Federal prosecutors in Seattle have charged 15 people involved in a marijuana smuggling operation with violations of the Patriot Act, the bill hastily passed by Congress in the wake of the 9-11 attacks to protect the US from foreign terror attacks. That’s a first, at least for the Seattle office, one government lawyer told the Seattle Times.
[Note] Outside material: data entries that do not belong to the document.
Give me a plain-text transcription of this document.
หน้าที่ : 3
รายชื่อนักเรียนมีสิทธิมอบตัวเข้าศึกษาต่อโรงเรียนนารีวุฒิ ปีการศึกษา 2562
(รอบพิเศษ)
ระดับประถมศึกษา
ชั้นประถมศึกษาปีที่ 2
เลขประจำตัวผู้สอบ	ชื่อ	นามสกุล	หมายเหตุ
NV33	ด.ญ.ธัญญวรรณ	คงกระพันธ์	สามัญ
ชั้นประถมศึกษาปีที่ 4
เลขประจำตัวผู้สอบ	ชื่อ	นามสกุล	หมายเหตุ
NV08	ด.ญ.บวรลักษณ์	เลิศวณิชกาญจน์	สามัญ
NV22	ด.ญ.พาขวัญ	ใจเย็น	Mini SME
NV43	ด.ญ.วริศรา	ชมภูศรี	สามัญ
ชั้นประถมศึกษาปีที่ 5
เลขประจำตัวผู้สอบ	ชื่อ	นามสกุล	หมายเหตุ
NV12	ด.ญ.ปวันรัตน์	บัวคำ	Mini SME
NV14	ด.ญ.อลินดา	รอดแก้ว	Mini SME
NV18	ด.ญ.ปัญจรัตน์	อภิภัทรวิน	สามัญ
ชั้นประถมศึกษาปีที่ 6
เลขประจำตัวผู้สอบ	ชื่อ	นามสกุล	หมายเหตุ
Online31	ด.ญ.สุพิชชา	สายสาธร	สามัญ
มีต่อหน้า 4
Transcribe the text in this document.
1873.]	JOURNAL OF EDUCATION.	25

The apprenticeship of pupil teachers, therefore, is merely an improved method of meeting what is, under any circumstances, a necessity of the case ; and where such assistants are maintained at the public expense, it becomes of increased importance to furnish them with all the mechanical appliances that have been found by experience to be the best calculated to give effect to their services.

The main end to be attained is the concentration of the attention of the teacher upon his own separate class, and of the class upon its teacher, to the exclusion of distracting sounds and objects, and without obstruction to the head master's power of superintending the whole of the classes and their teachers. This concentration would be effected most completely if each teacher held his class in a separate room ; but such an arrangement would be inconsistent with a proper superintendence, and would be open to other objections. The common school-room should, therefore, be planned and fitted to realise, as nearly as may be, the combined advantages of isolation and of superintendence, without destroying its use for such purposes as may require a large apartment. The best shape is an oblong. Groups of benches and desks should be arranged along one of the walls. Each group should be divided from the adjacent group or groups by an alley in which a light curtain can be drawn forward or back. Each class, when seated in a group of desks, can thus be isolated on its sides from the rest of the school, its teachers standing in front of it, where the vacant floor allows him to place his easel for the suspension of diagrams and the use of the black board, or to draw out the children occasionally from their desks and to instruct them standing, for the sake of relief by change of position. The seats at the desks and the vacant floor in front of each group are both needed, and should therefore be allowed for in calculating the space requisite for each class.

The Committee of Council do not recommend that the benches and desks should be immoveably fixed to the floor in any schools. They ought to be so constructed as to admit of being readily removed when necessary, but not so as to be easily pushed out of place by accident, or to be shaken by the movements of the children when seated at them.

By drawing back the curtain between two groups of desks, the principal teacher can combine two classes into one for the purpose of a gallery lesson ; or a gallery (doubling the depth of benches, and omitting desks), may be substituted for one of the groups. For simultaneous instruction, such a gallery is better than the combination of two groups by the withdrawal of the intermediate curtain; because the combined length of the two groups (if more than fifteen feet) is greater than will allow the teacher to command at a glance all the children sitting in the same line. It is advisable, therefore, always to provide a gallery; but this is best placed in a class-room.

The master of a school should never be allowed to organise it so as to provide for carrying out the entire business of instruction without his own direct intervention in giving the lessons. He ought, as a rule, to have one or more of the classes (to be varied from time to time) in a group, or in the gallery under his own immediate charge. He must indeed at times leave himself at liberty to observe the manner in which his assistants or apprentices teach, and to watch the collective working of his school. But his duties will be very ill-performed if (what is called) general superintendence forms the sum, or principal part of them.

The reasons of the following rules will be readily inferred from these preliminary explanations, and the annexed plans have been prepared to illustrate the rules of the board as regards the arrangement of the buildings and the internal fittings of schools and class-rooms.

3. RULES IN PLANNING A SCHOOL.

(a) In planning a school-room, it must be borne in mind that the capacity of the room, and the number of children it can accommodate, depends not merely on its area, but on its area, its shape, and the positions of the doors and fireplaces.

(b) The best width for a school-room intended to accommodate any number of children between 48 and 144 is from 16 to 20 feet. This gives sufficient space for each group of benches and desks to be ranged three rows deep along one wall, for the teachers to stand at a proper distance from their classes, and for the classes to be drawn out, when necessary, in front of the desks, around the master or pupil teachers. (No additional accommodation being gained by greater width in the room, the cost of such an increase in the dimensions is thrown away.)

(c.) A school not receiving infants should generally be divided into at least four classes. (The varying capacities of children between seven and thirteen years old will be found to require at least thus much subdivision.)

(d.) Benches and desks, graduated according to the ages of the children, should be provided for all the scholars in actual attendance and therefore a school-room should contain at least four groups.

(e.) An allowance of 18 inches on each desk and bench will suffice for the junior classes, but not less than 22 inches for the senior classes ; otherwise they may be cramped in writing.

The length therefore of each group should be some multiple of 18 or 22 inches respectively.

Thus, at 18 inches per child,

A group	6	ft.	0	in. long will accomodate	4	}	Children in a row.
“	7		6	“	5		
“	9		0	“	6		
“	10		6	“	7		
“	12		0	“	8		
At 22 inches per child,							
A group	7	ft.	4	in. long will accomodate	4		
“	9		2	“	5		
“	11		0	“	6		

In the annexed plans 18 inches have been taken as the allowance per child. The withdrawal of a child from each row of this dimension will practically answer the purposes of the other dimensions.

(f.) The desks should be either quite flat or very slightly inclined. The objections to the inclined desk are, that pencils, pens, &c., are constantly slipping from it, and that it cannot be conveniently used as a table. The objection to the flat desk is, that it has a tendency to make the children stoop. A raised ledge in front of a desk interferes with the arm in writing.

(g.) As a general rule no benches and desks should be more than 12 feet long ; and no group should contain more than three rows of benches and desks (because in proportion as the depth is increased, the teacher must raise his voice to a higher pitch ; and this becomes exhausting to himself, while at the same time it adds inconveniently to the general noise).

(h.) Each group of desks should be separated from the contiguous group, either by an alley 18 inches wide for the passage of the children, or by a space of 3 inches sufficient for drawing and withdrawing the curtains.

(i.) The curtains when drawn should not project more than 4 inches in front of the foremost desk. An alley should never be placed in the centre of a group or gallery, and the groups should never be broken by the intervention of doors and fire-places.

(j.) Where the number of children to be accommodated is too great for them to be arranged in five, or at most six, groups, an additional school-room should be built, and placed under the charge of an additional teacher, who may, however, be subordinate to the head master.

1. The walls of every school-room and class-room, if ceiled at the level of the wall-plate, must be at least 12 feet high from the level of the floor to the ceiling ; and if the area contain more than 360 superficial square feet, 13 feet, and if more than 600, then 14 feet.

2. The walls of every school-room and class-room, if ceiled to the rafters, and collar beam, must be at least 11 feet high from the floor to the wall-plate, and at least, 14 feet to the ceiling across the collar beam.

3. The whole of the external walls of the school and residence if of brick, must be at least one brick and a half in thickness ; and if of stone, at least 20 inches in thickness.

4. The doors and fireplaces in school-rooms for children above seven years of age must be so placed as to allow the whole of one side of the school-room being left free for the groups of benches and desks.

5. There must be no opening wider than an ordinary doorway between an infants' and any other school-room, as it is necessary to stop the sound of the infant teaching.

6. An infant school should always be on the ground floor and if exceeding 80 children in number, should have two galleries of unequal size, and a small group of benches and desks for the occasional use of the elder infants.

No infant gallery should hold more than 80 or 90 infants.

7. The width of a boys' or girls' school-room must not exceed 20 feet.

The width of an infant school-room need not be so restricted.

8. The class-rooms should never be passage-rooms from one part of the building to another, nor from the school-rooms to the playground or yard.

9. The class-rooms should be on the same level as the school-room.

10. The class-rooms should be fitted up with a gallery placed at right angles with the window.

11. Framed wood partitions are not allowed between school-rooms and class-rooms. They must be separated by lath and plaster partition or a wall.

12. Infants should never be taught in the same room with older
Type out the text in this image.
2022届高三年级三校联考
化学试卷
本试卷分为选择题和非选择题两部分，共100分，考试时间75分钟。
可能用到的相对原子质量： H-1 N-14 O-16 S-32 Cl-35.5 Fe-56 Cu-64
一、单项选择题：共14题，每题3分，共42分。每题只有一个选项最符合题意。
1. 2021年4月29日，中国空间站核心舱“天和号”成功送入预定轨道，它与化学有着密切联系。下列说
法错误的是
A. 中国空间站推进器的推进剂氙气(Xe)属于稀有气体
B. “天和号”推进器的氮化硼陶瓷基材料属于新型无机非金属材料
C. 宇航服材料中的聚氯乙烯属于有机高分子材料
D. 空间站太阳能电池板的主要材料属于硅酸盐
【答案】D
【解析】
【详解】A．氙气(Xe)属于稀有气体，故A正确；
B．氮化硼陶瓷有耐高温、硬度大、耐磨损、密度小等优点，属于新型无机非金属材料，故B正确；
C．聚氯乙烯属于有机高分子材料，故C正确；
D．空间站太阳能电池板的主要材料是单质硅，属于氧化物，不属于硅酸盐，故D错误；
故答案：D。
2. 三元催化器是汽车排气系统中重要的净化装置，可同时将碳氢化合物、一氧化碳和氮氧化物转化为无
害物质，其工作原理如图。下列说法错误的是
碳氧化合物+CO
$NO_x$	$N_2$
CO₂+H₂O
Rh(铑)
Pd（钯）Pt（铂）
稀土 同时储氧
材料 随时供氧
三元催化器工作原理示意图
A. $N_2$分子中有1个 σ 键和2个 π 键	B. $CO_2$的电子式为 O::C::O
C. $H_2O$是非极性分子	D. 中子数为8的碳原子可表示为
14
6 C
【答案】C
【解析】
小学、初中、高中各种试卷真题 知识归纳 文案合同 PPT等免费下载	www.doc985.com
And no, clarified Assistant US Attorney Todd Greenberg, the Canadians and Americans under arrest were not sending their proceeds to Al Qaeda. They were indicted for conspiring with a Canadian marijuana-smuggling operation to deliver $3.4 million in profits from Washington state back
to British Columbia.
Still, all 15 were charged with one count of “bulk-cash smuggling,” a Patriot Act offense. For years, federal law has made it a criminal offense to take more than $10,000 out of the country without reporting it, but the Patriot Act changed that from a mere reporting violation to a felony punishable by up to five years in prison and the forfeiture of the cash in question.
And although there was no terror connection, invoking the Patriot Act was still appropriate, said Greenberg. “They’re trying to get money from here to support crime somewhere else, so it’s a way to crack down on that,” he remarked cryptically.
That certainly didn’t take long. The Patriot Act hasn’t even been around for three years, and already it’s being used for other purposes. A nice conflation with the equally fraudulent War on Drugs here. I note in passing that no country that bans the unreported transport of personal wealth can reasonably consider itself to be free.